Sultan Abdülhamid Han’ın bugün, bırakmış olduğu birçok miras olduğunu belirten Kayıhan Osmanoğlu, ”Yani aslında dedemden daha çok dedemi istiyorum; çünkü bizlerle aynı, sizden, candan torunusunuz, öncelikle bunu söyleyeyim. O dönemde de maalesef hainler vardı. Sürekli hane dışından oyunlar yapıldı. Günümüzde de Cumhurbaşkanımıza, milletimize yapılıyor, hepimize yapılıyor. Ama tabii ki bu böyle mi gider. Dedemizin tabii ki en çok bu konu üzerine yapmış olduğu çalışmalar, yani Osmanlının daha ileriye gitmesini kısıtlayan kişilerin oynadığı oyunlar; ama tabii başaramıyorlar.

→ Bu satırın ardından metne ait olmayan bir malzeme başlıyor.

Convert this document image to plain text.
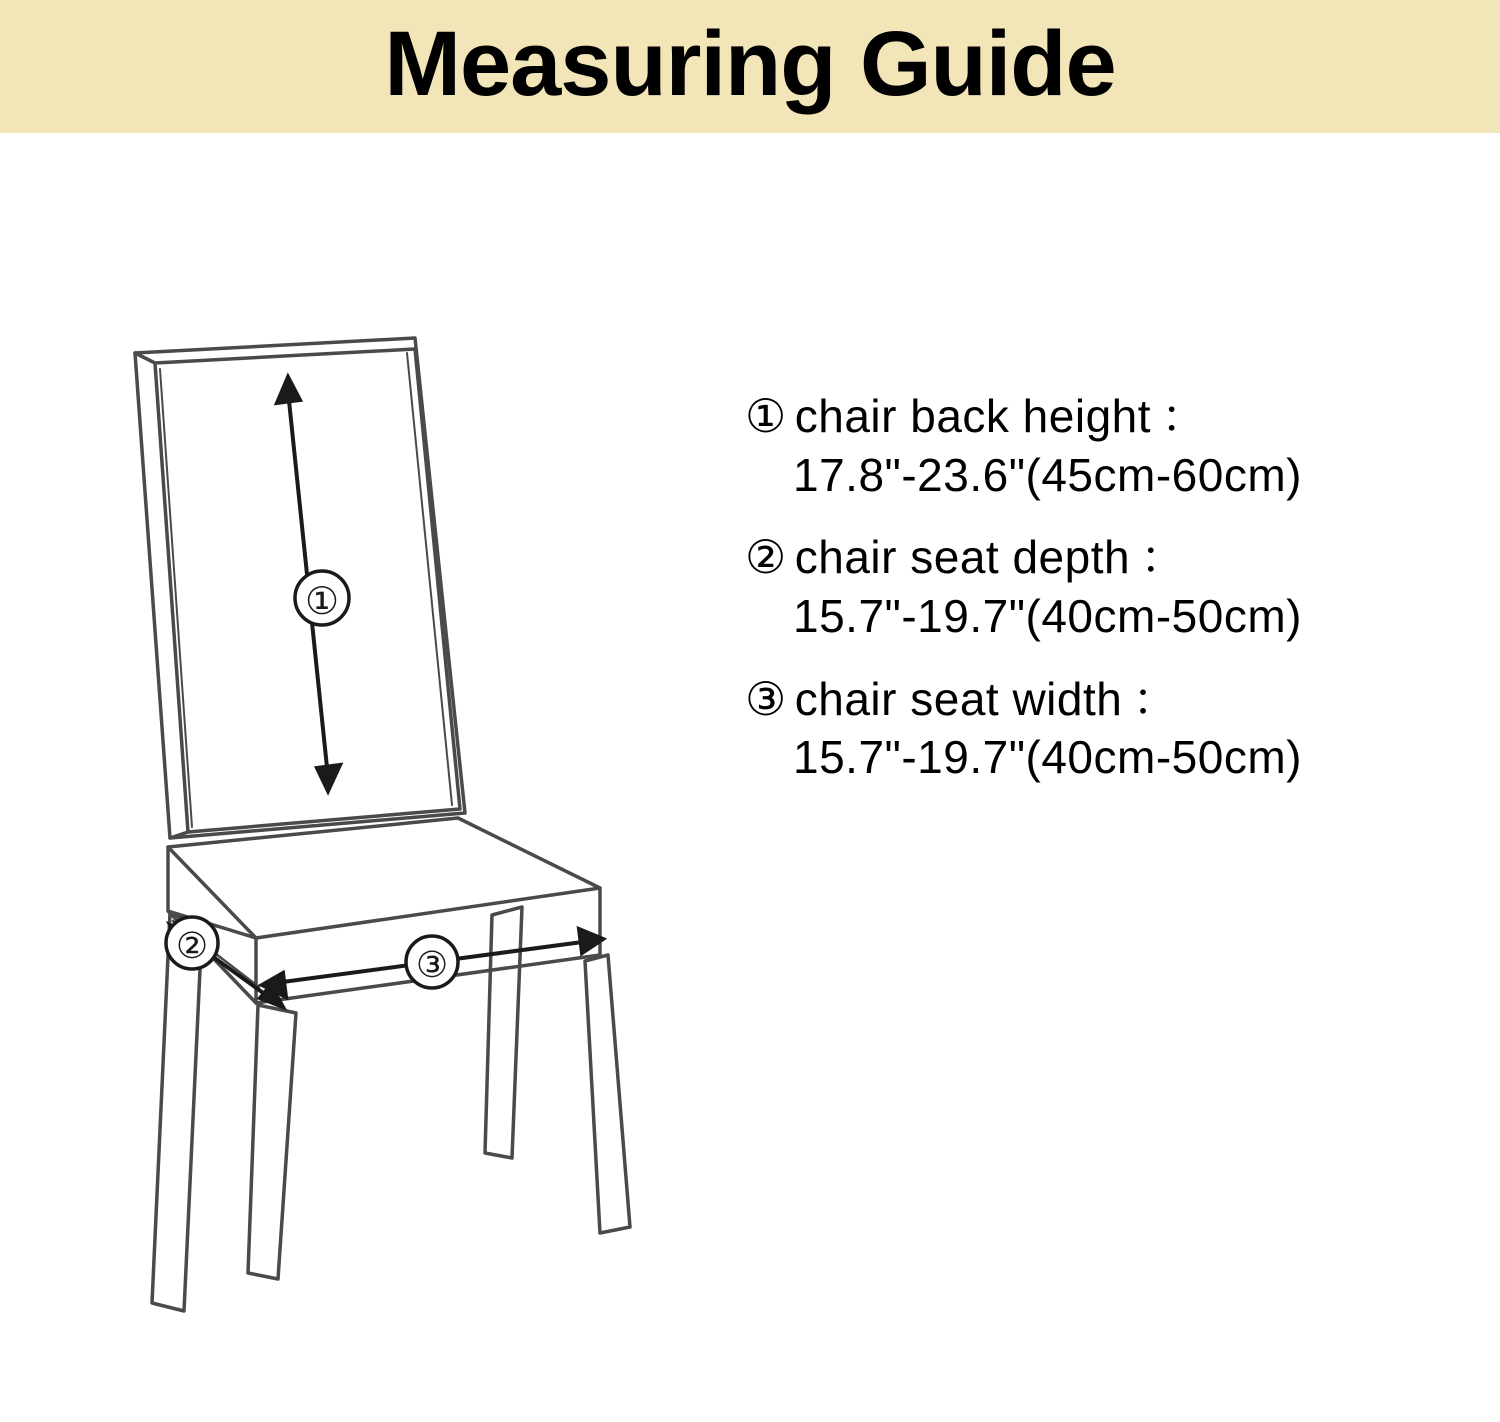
Measuring Guide
①
②	③
① chair back height ：
17.8"-23.6"(45cm-60cm)
② chair seat depth ：
15.7"-19.7"(40cm-50cm)
③ chair seat width ：
15.7"-19.7"(40cm-50cm)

Bana daha önce de sordular, iade-i itibar verilsin mi diye. Ben de dedim ki, ‘Biz zaten aile itibarını aldık. İade-i itibar; bizim halkımızla beraber olmamızdır, bu bizim için en yüksek şereftir.” diye ifade etti. 

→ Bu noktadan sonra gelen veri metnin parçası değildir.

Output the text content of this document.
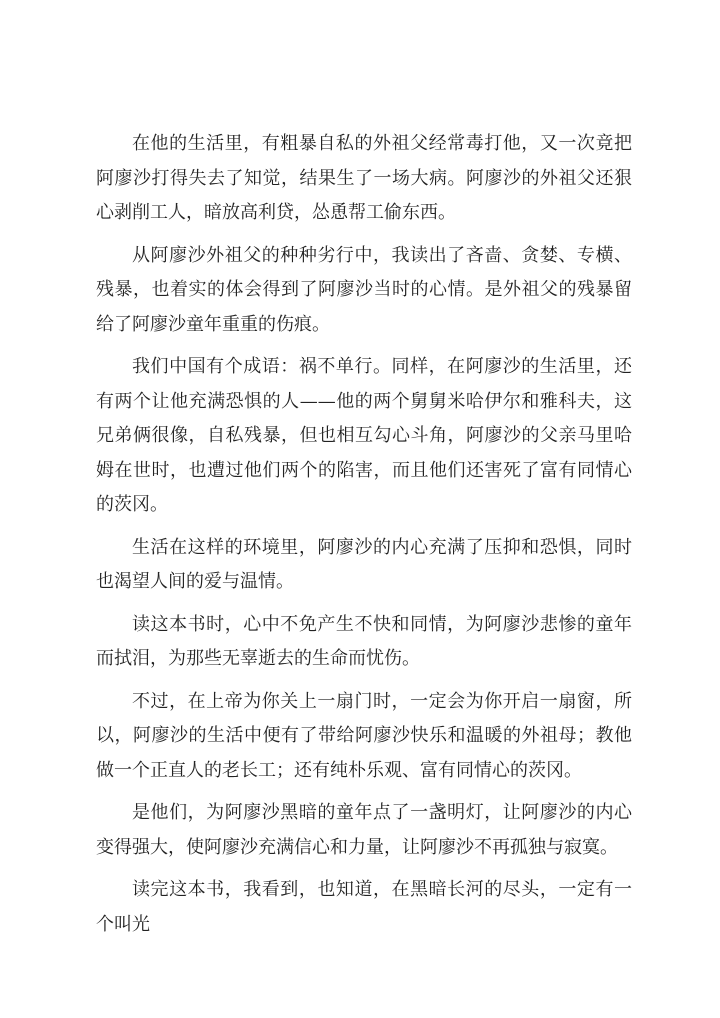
在他的生活里，有粗暴自私的外祖父经常毒打他，又一次竟把阿廖沙打得失去了知觉，结果生了一场大病。阿廖沙的外祖父还狠心剥削工人，暗放高利贷，怂恿帮工偷东西。

从阿廖沙外祖父的种种劣行中，我读出了吝啬、贪婪、专横、残暴，也着实的体会得到了阿廖沙当时的心情。是外祖父的残暴留给了阿廖沙童年重重的伤痕。

我们中国有个成语：祸不单行。同样，在阿廖沙的生活里，还有两个让他充满恐惧的人——他的两个舅舅米哈伊尔和雅科夫，这兄弟俩很像，自私残暴，但也相互勾心斗角，阿廖沙的父亲马里哈姆在世时，也遭过他们两个的陷害，而且他们还害死了富有同情心的茨冈。

生活在这样的环境里，阿廖沙的内心充满了压抑和恐惧，同时也渴望人间的爱与温情。

读这本书时，心中不免产生不快和同情，为阿廖沙悲惨的童年而拭泪，为那些无辜逝去的生命而忧伤。

不过，在上帝为你关上一扇门时，一定会为你开启一扇窗，所以，阿廖沙的生活中便有了带给阿廖沙快乐和温暖的外祖母；教他做一个正直人的老长工；还有纯朴乐观、富有同情心的茨冈。

是他们，为阿廖沙黑暗的童年点了一盏明灯，让阿廖沙的内心变得强大，使阿廖沙充满信心和力量，让阿廖沙不再孤独与寂寞。

读完这本书，我看到，也知道，在黑暗长河的尽头，一定有一个叫光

Tarihçi Yazar Şafak Tunç, ise kendisine yöneltilen sorulara cevap vererek, “Sivas’ın bu kadar büyük ve gelişmiş bir şehir olduğunu, Sivas’a bu gelişimde anladım. İstanbul Üniversitesi Tarih Bölümü mezunuyum. Yaklaşık 5 yıldır Osmanlı Hanedanına tarih danışmanlığı yapıyorum. Tarihçiyim, yazarlık yapıyorum. 2017’de en son iki kitabım yayımladı. Son Evrensel Hükümdar Sultan II. Abdülhamid Han bunlardan birisi. Burada yersiz bir yüceltme olayı değil de esasında Sultan II. Abdülhamid Han’ın tam anlamıyla tarif eden bir söz olduğu için tercih ettik kitabın ismini. Ne dedik acaba? Son Evrensel Hükümdar diye, yoksa bu abartı mı veya mübalağa mı diye? Yoksa sadece bir söz mü diye düşünebilirsiniz; fakat bu esasında bizim yaptığımız bir tarif değil. Türklere ve Müslümanlara çok da fazla muhabbeti olmayan hatta nefreti olan İngiliz bir tarihçinin tanımıdır.” dedi.

Programın sonunda Rektörümüz Prof. Dr. Alim Yıldız ile protokol üyeleri; Şehzade Abdülhamid Kayıhan Osmanoğlu’na, Tarihçi Yazar Şafak Tunç’a, Rektör Başdanışmanımız Sayın Prof. Dr. Recep Toparlı’ya ve Anadolu Selçukluları Araştırma ve Uygulama Merkezi Müdürümüz Doç. Dr. Abdullah Kaya’ya teşekkür belgesi verdi.